Abordando a “Crise hídrica do sudeste”

Em 2015, o clima surpreendeu todos os brasileiros. Enquanto no norte e sul do país choveu muito além do esperado, o sudeste sofreu com a seca e o esvaziamento das represas. O caso mais grave é o Sistema Cantareira, responsável pelo abastecimento de boa parte da cidade de São Paulo e sua região metropolitana.

A importância em abordar este assunto com as turmas vai além do conhecimento das causas e dos efeitos. A proposta reuniu pesquisas em jornais, revistas, internet e telejornais a fim de conscientizá-los de que vivemos uma situação que envolve fatores sociais, ambientais e da ação humana que evidencia o problema.

Que as árvores são importantes para a manutenção da umidade e para o resfriamento do solo, não há dúvida.

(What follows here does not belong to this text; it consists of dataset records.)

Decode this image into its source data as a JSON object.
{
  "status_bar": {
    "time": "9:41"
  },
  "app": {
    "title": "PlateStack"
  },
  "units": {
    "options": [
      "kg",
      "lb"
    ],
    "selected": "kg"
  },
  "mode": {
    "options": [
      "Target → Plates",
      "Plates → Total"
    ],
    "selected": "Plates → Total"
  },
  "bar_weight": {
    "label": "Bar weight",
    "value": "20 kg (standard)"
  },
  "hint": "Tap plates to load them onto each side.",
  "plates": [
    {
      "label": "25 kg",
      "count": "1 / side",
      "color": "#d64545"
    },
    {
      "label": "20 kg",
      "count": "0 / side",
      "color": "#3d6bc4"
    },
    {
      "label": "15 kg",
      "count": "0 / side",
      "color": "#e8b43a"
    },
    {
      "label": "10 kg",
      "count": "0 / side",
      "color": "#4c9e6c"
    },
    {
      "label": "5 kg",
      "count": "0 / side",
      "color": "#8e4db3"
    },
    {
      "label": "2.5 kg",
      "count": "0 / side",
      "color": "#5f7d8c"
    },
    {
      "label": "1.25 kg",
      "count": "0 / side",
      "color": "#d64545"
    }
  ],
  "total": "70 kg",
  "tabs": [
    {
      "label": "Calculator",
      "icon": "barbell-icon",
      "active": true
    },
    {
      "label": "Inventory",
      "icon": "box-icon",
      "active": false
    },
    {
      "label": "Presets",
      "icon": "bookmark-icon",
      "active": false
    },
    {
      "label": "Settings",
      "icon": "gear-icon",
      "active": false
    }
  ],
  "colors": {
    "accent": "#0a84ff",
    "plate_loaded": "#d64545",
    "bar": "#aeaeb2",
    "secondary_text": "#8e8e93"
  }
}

Uma árvore grande pode transpirar mais de mil litros de água num único dia. O raciocínio é o seguinte: Ao derrubarmos as árvores da floresta, diminuímos o fluxo de umidade nos ventos do norte para o centro-sul (os chamados “rios voadores”). Com isso, o sistema de chuvas estaria entrando em colapso. Estamos todos de acordo que o desmatamento na Região Sudeste (por exemplo, nas bordas do Sistema Cantareira) prejudica as chuvas no lugar certo.

Discutimos também que a crise hídrica e a seca, apresentam uma situação de risco maior para o aumento nos casos da dengue, causada pela picada do mosquito Aedes aegypt, além de outras.

Um “novo olhar” para atitudes importantes de economizar a água foi fundamental e os alunos, além de darem dicas, contaram que se surpreenderam com curiosidades que leram ao fazerem a pesquisa, como por exemplo: “ Para se fazer um computador, são gastos , 240 quilos de combustíveis fósseis, 22 quilos de produtos químicos e – talvez o dado mais impressionante – 1.500 quilos de água!”

Finalizamos com uma apresentação muito motivadora a outros colegas da escola, para multiplicar este importante aprendizado!